Flowers as Misdirection

In two recent U.S. bank robberies, flowers are accessories to the crime.

image
A thief “disarms” bank staff with flowers in Minneapolis
Photo: via KARE

Those Minnesota criminals sure have style!

A man bearing a lovely bouquet (they appear to be pink roses—hard to be sure with those fuzzy surveillance cameras) pulled a gun on the teller of a Minneapolis bank last Thursday and demanded that money be loaded into a black canvas sack.

Did he give the teller those flowers? We’re not sure, but the same fellow’s also suspected in two other recent bank holdups in the area (because there were pink flowers involved in those crimes, too?).

In Maple Grove, Minnesota, another thief drew an unwitting local florist into his scheme. According to the FBI, he “paid a florist to deliver a bouquet and a wrapped package to a Maple Grove Wells Fargo Bank….. In that package was what appeared to be a bomb” (presumably one of those cannonball looking things with a long sparky fuse).

As the package was opened, the thief called the bank manager and demanded that a bag of cash be delivered to his limo, idling just outside.

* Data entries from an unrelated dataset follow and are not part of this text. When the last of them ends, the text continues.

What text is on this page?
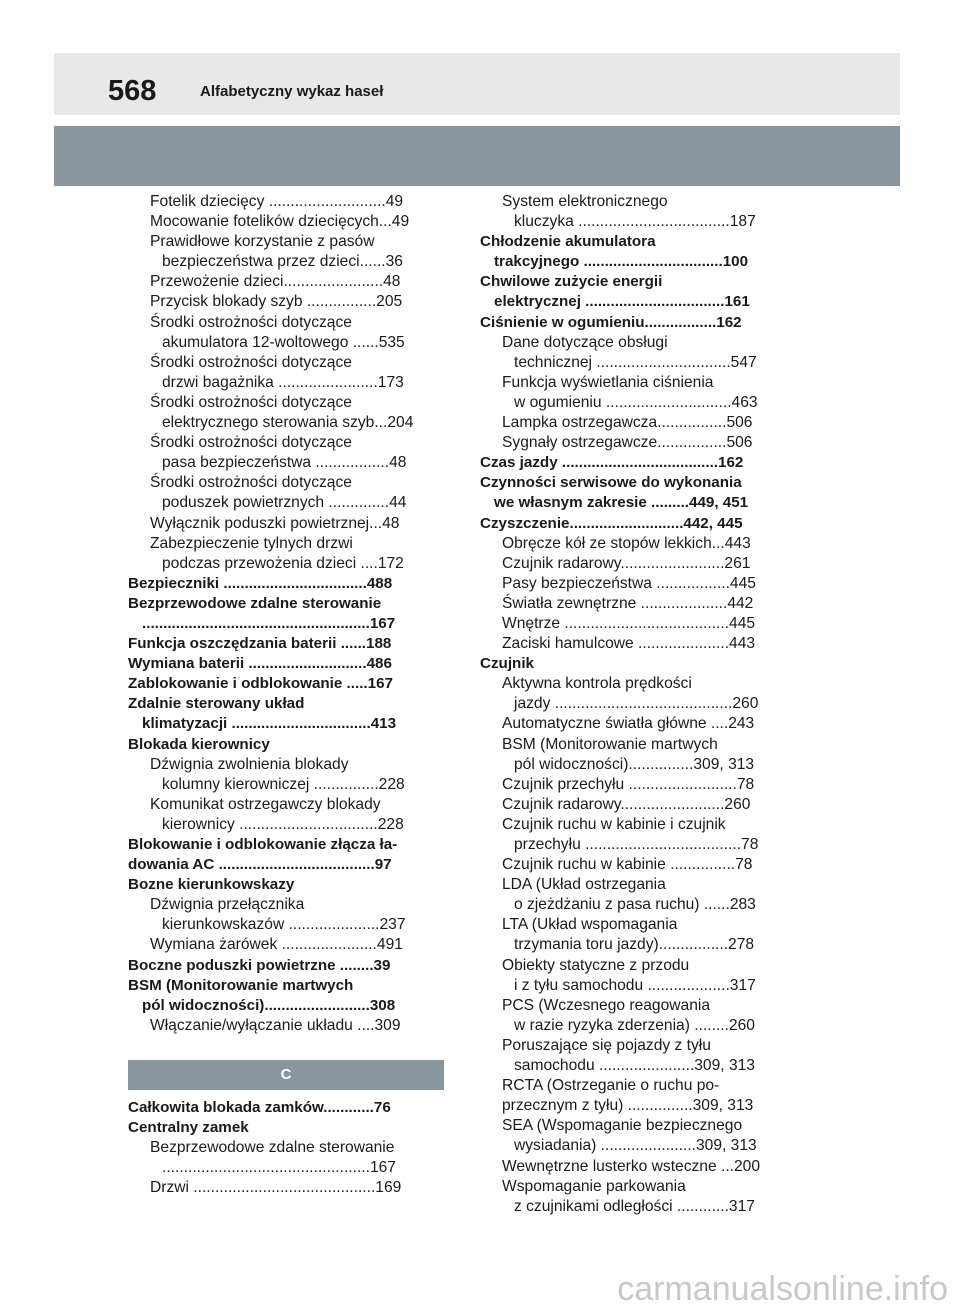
568	Alfabetyczny wykaz haseł
Fotelik dziecięcy ...........................49
Mocowanie fotelików dziecięcych...49
Prawidłowe korzystanie z pasów
bezpieczeństwa przez dzieci......36
Przewożenie dzieci.......................48
Przycisk blokady szyb ................205
Środki ostrożności dotyczące
akumulatora 12-woltowego ......535
Środki ostrożności dotyczące
drzwi bagażnika .......................173
Środki ostrożności dotyczące
elektrycznego sterowania szyb...204
Środki ostrożności dotyczące
pasa bezpieczeństwa .................48
Środki ostrożności dotyczące
poduszek powietrznych ..............44
Wyłącznik poduszki powietrznej...48
Zabezpieczenie tylnych drzwi
podczas przewożenia dzieci ....172
Bezpieczniki ..................................488
Bezprzewodowe zdalne sterowanie
......................................................167
Funkcja oszczędzania baterii ......188
Wymiana baterii ............................486
Zablokowanie i odblokowanie .....167
Zdalnie sterowany układ
klimatyzacji .................................413
Blokada kierownicy
Dźwignia zwolnienia blokady
kolumny kierowniczej ...............228
Komunikat ostrzegawczy blokady
kierownicy ................................228
Blokowanie i odblokowanie złącza ła-
dowania AC .....................................97
Bozne kierunkowskazy
Dźwignia przełącznika
kierunkowskazów .....................237
Wymiana żarówek ......................491
Boczne poduszki powietrzne ........39
BSM (Monitorowanie martwych
pól widoczności).........................308
Włączanie/wyłączanie układu ....309
C
Całkowita blokada zamków............76
Centralny zamek
Bezprzewodowe zdalne sterowanie
................................................167
Drzwi ..........................................169
System elektronicznego
kluczyka ...................................187
Chłodzenie akumulatora
trakcyjnego .................................100
Chwilowe zużycie energii
elektrycznej .................................161
Ciśnienie w ogumieniu.................162
Dane dotyczące obsługi
technicznej ...............................547
Funkcja wyświetlania ciśnienia
w ogumieniu .............................463
Lampka ostrzegawcza................506
Sygnały ostrzegawcze................506
Czas jazdy .....................................162
Czynności serwisowe do wykonania
we własnym zakresie .........449, 451
Czyszczenie...........................442, 445
Obręcze kół ze stopów lekkich...443
Czujnik radarowy........................261
Pasy bezpieczeństwa .................445
Światła zewnętrzne ....................442
Wnętrze ......................................445
Zaciski hamulcowe .....................443
Czujnik
Aktywna kontrola prędkości
jazdy .........................................260
Automatyczne światła główne ....243
BSM (Monitorowanie martwych
pól widoczności)...............309, 313
Czujnik przechyłu .........................78
Czujnik radarowy........................260
Czujnik ruchu w kabinie i czujnik
przechyłu ....................................78
Czujnik ruchu w kabinie ...............78
LDA (Układ ostrzegania
o zjeżdżaniu z pasa ruchu) ......283
LTA (Układ wspomagania
trzymania toru jazdy)................278
Obiekty statyczne z przodu
i z tyłu samochodu ...................317
PCS (Wczesnego reagowania
w razie ryzyka zderzenia) ........260
Poruszające się pojazdy z tyłu
samochodu ......................309, 313
RCTA (Ostrzeganie o ruchu po-
przecznym z tyłu) ...............309, 313
SEA (Wspomaganie bezpiecznego
wysiadania) ......................309, 313
Wewnętrzne lusterko wsteczne ...200
Wspomaganie parkowania
z czujnikami odległości ............317
carmanualsonline.info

imagePresto! Flowers! Stick ‘em Up!
Image: Discount Tricks

In the world of magic this is called “misdirection”: using some prop or gesture to put observers off guard. “Look over there!”—not here, as I’m dealing from the bottom of the deck. To this end, what could be more eye-catching and disarming than flowers? The fact is, both these flower plots worked (though a suspect’s been arrested in the Maple Grove case).

About a year ago a thief in Boise, Idaho, held up the Key Bank, jumped into a yellow getaway car and drove off. Apparently, he didn’t get far, nor did he intend to. He stopped into a local flower shop and spent one new $50 bill on blooms. A case of misdirection-backfire: the $50 note was easy evidence, promptly traced back to the bank.

Robbery 101: Flash your flowers before or AS you break the law, not afterward. It’s hard to vanish with a rose between your teeth.